Father Acquitted in Dispute Turned Shooting with Son’s Mother

Baltimore Courthouse

The mother of Andre Davis’ child adamantly and repeatedly declared, “Yes, yes,” that it was the 37-year-old defendant who twice fired a gun at her daughter’s car as her daughter attempted to drive away with her 1-year-old grandson and another passenger in tow.

On Sept. 13, Baltimore City Circuit Court Judge Jeannie Hong presided over Davis’ jury trial in connection to the 2020 Memorial Day shooting.

The defendant, who was facing six counts of attempted murder in addition to several assault charges, reckless endangerment, and weapons charges, was found not guilty on all charges on Sept. 14 after less than a day of jury deliberation, according to Judge Hong’s chambers.

He was represented by defense attorneys Jonathan Kerr and Amanda Savage.

The assistant state’s attorney assigned to the case called the mother of the defendant’s son to testify on Tuesday afternoon when she detailed how the incident unfolded. The woman testified that a few days before this shooting, her other son—unrelated to Davis—was killed in a separate incident, followed by her home being vandalized a day later. She said she wanted the son her and Davis shared to be with her during this time of grief, despite Davis’ wishes.

According to the woman’s testimony, Davis allegedly texted her on May 31, 2020, that he was going to stop by her home at the corner of Walbrook Avenue and N. Hilton Street to see how she was doing. The defendant then said he wanted his son to come with him—a comment Davis’ partner said was “selfish” given that her family was mourning.

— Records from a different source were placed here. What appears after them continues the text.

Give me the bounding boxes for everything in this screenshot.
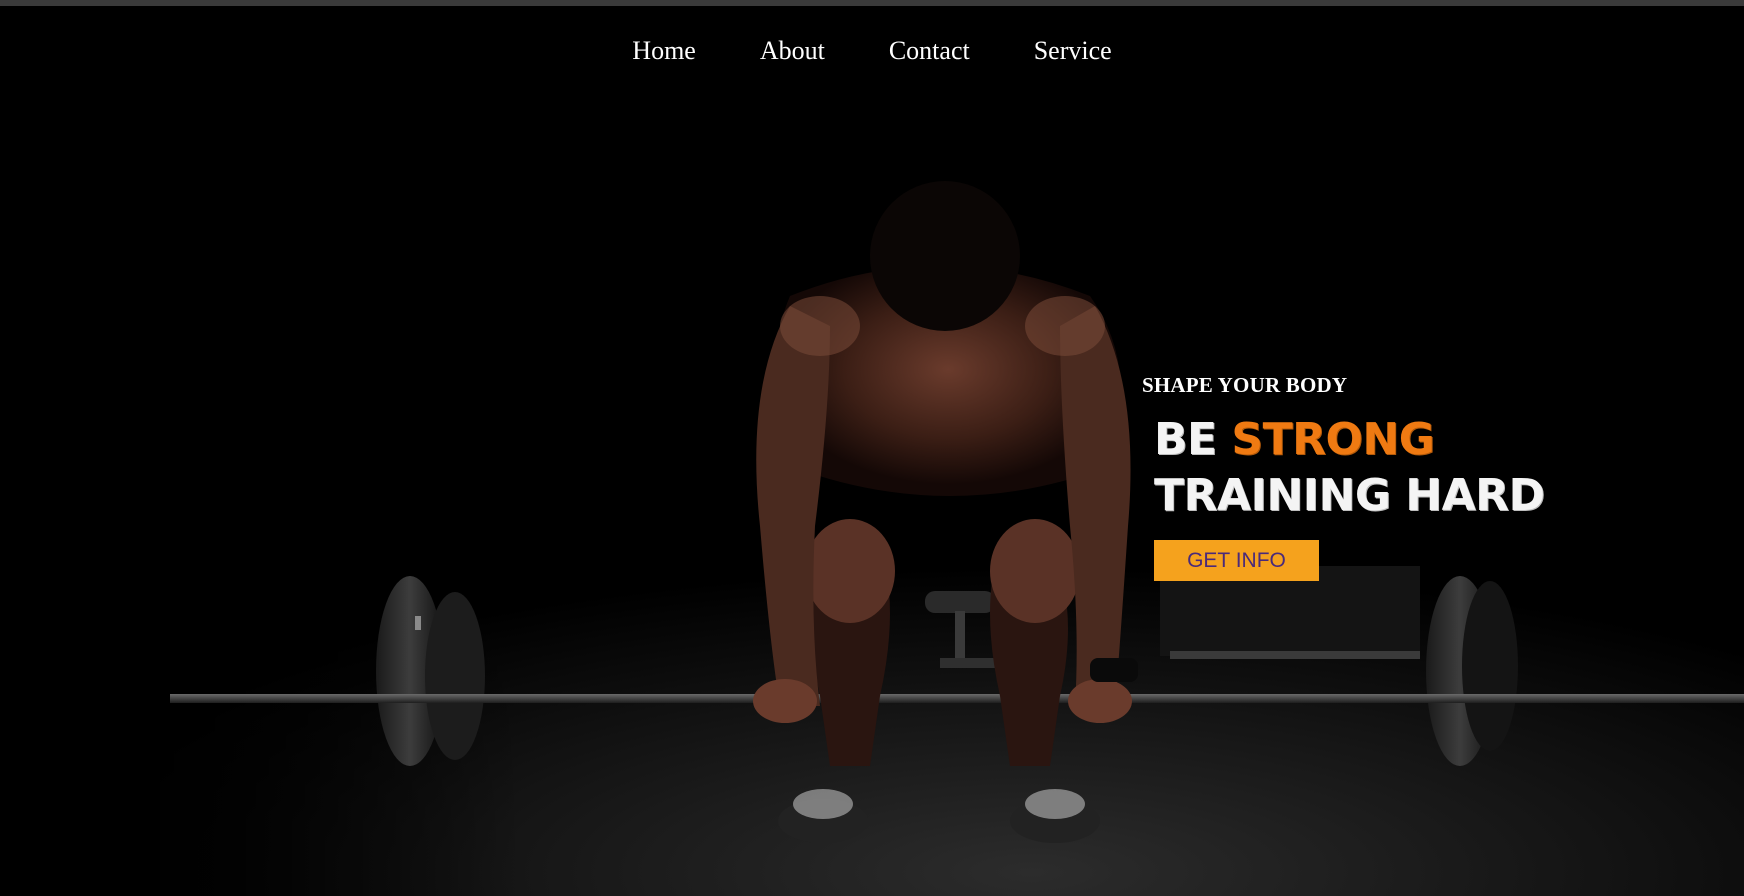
headline-strong: STRONG xyxy=(1231,414,1435,465)
nav-service-link[interactable]: Service xyxy=(1034,36,1112,66)
headline-be: BE xyxy=(1154,414,1232,465)
nav-about-link[interactable]: About xyxy=(760,36,825,66)
get-info-button[interactable]: GET INFO xyxy=(1154,540,1319,581)
main-nav: Home About Contact Service xyxy=(0,36,1744,66)
nav-home-link[interactable]: Home xyxy=(632,36,696,66)
hero-subtitle: SHAPE YOUR BODY xyxy=(1142,373,1348,397)
headline-line-2: TRAINING HARD xyxy=(1154,470,1545,521)
headline-line-1: BE STRONG xyxy=(1154,412,1545,468)
hero-text-block: SHAPE YOUR BODY BE STRONG TRAINING HARD … xyxy=(1142,372,1545,581)
hero-section: Home About Contact Service SHAPE YOUR BO… xyxy=(0,6,1744,896)
hero-headline: BE STRONG TRAINING HARD xyxy=(1154,412,1545,524)
nav-contact-link[interactable]: Contact xyxy=(889,36,970,66)
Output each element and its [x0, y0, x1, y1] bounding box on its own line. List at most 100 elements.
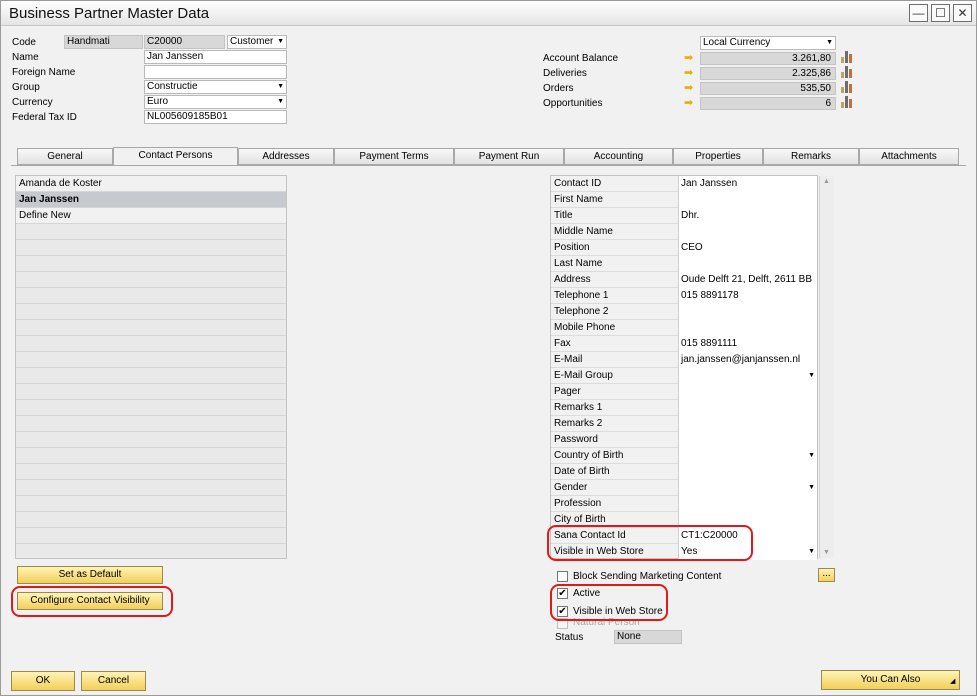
- link-arrow-icon[interactable]: ➡: [684, 83, 696, 94]
- footer-bar: OK Cancel You Can Also ◢: [1, 667, 976, 696]
- block-marketing-checkbox[interactable]: [557, 571, 568, 582]
- detail-row-contact-id: Contact ID Jan Janssen: [551, 176, 817, 192]
- link-arrow-icon[interactable]: ➡: [684, 98, 696, 109]
- address-field[interactable]: Oude Delft 21, Delft, 2611 BB: [678, 272, 817, 288]
- bar-chart-icon[interactable]: [841, 51, 853, 63]
- list-row-empty: [16, 544, 286, 560]
- set-default-button[interactable]: Set as Default: [17, 566, 163, 584]
- detail-label: Pager: [554, 386, 581, 397]
- remarks-1-field[interactable]: [678, 400, 817, 416]
- cancel-button[interactable]: Cancel: [81, 671, 146, 691]
- detail-scrollbar[interactable]: ▲ ▼: [819, 176, 834, 558]
- close-button[interactable]: ✕: [953, 4, 972, 22]
- detail-label: Position: [554, 242, 590, 253]
- detail-label: Mobile Phone: [554, 322, 616, 333]
- bp-master-data-window: Business Partner Master Data — ☐ ✕ Code …: [0, 0, 977, 696]
- foreign-name-field[interactable]: [144, 65, 287, 79]
- tab-payment-terms[interactable]: Payment Terms: [334, 148, 454, 165]
- you-can-also-button[interactable]: You Can Also: [821, 670, 960, 690]
- code-field[interactable]: C20000: [144, 35, 225, 49]
- window-title: Business Partner Master Data: [9, 5, 210, 22]
- list-row-empty: [16, 528, 286, 544]
- detail-row-remarks-2: Remarks 2: [551, 416, 817, 432]
- bar-chart-icon[interactable]: [841, 66, 853, 78]
- detail-label: Remarks 2: [554, 418, 603, 429]
- tax-id-field[interactable]: NL005609185B01: [144, 110, 287, 124]
- detail-row-date-of-birth: Date of Birth: [551, 464, 817, 480]
- tab-remarks[interactable]: Remarks: [763, 148, 859, 165]
- detail-row-password: Password: [551, 432, 817, 448]
- opportunities-value: 6: [700, 97, 836, 110]
- bar-chart-icon[interactable]: [841, 81, 853, 93]
- pager-field[interactable]: [678, 384, 817, 400]
- currency-view-select[interactable]: Local Currency: [700, 36, 836, 50]
- detail-row-position: Position CEO: [551, 240, 817, 256]
- ok-button[interactable]: OK: [11, 671, 75, 691]
- detail-label: Address: [554, 274, 591, 285]
- gender-select[interactable]: [678, 480, 817, 496]
- tab-payment-run[interactable]: Payment Run: [454, 148, 564, 165]
- deliveries-label: Deliveries: [543, 68, 587, 79]
- list-item[interactable]: Amanda de Koster: [16, 176, 286, 192]
- detail-label: Fax: [554, 338, 571, 349]
- first-name-field[interactable]: [678, 192, 817, 208]
- tab-accounting[interactable]: Accounting: [564, 148, 673, 165]
- position-field[interactable]: CEO: [678, 240, 817, 256]
- status-field[interactable]: None: [614, 630, 682, 644]
- detail-row-country-of-birth: Country of Birth: [551, 448, 817, 464]
- more-options-button[interactable]: ...: [818, 568, 835, 582]
- list-row-empty: [16, 464, 286, 480]
- name-field[interactable]: Jan Janssen: [144, 50, 287, 64]
- detail-label: Password: [554, 434, 598, 445]
- title-field[interactable]: Dhr.: [678, 208, 817, 224]
- list-row-empty: [16, 256, 286, 272]
- detail-label: First Name: [554, 194, 603, 205]
- tab-addresses[interactable]: Addresses: [238, 148, 334, 165]
- tab-properties[interactable]: Properties: [673, 148, 763, 165]
- list-item-selected[interactable]: Jan Janssen: [16, 192, 286, 208]
- country-of-birth-select[interactable]: [678, 448, 817, 464]
- account-balance-value: 3.261,80: [700, 52, 836, 65]
- opportunities-label: Opportunities: [543, 98, 603, 109]
- detail-label: Title: [554, 210, 573, 221]
- password-field[interactable]: [678, 432, 817, 448]
- bar-chart-icon[interactable]: [841, 96, 853, 108]
- telephone-1-field[interactable]: 015 8891178: [678, 288, 817, 304]
- list-row-empty: [16, 448, 286, 464]
- foreign-name-label: Foreign Name: [12, 67, 76, 78]
- detail-label: Country of Birth: [554, 450, 624, 461]
- scroll-down-icon[interactable]: ▼: [823, 549, 830, 556]
- contact-id-field[interactable]: Jan Janssen: [678, 176, 817, 192]
- detail-row-gender: Gender: [551, 480, 817, 496]
- list-row-empty: [16, 320, 286, 336]
- bp-type-select[interactable]: Customer: [227, 35, 287, 49]
- group-select[interactable]: Constructie: [144, 80, 287, 94]
- fax-field[interactable]: 015 8891111: [678, 336, 817, 352]
- remarks-2-field[interactable]: [678, 416, 817, 432]
- detail-label: Telephone 2: [554, 306, 609, 317]
- last-name-field[interactable]: [678, 256, 817, 272]
- detail-label: E-Mail Group: [554, 370, 613, 381]
- tab-attachments[interactable]: Attachments: [859, 148, 959, 165]
- email-group-select[interactable]: [678, 368, 817, 384]
- link-arrow-icon[interactable]: ➡: [684, 53, 696, 64]
- profession-field[interactable]: [678, 496, 817, 512]
- list-item[interactable]: Define New: [16, 208, 286, 224]
- date-of-birth-field[interactable]: [678, 464, 817, 480]
- currency-select[interactable]: Euro: [144, 95, 287, 109]
- middle-name-field[interactable]: [678, 224, 817, 240]
- mobile-phone-field[interactable]: [678, 320, 817, 336]
- scroll-up-icon[interactable]: ▲: [823, 178, 830, 185]
- deliveries-value: 2.325,86: [700, 67, 836, 80]
- link-arrow-icon[interactable]: ➡: [684, 68, 696, 79]
- list-row-empty: [16, 240, 286, 256]
- code-series-field[interactable]: Handmati: [64, 35, 143, 49]
- tab-bar: General Contact Persons Addresses Paymen…: [17, 147, 959, 165]
- email-field[interactable]: jan.janssen@janjanssen.nl: [678, 352, 817, 368]
- tab-general[interactable]: General: [17, 148, 113, 165]
- minimize-button[interactable]: —: [909, 4, 928, 22]
- telephone-2-field[interactable]: [678, 304, 817, 320]
- maximize-button[interactable]: ☐: [931, 4, 950, 22]
- account-balance-label: Account Balance: [543, 53, 619, 64]
- tab-contact-persons[interactable]: Contact Persons: [113, 147, 238, 165]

During their talk, she said, Davis got a phone call from his younger brother and gave him directions to the house. When his brother and an unknown passenger arrived, Davis went to his brother’s car to speak with him. The mother of Davis’ child went inside to tell her mother to come outside if she heard arguing.

Davis’ brother overheard her, the woman testified, and angrily said, “There could be two funerals this week,” referring to her other son’s death.

Shortly after, the witness’ then-22-year-old daughter, grandson, and girlfriend of her deceased son arrived in a black 2005 Acura MDX. Her daughter began arguing with Davis’ brother after her mother informed her of the alleged threat, and the mother of Davis’ son urged her daughter to leave.

The mother of Davis’ son then testified that she heard her mother yell, “Gun!”

Standing a few feet away was Davis with a handgun, firing twice into the rear window of her daughter’s car, she testified.

Defense attorney Amanda Savage questioned the woman’s story, beginning with the fact that she did not call Baltimore Police after this happened. It was actually the woman’s daughter who called the police, Savage said, adding that the mother of Davis’ son did not speak with police until over a year after the incident, which was later confirmed during the lead detective’s testimony.

Savage also acknowledged that the woman called the police to report the vandalization to her home days prior but not to report a shooting; however, the woman responded that her objective at the time was to get her family to safety.

During the lead detective’s testimony earlier Tuesday afternoon, Savage dove into the various aspects of the police investigation, specifically the lack of witness interviews, including Davis’ brother and the mother and daughter of the woman who testified.

Police body camera footage also captured a neighbor across the street who told police that he saw a bald man in a white shirt with a gun in hand running from the area—a description Savage said Davis did not match, considering his long dreadlocks and the black shirt he was wearing that day.

“[The prosecution’s story] doesn’t make sense because it’s not true,” defense attorney Jonathan Kerr said during opening statements. “A story is told through evidence,” he continued, which the prosecution lacks as no video, weapon, or scientific evidence was found.

“The truth is Andre Davis wasn’t there to shoot anybody that day” but was there out of concern for his then-9-year-old son following the death of his partner’s other son, Kerr said.

Davis’ jury trial continued with more testimony on Wednesday, followed by the jury’s verdict.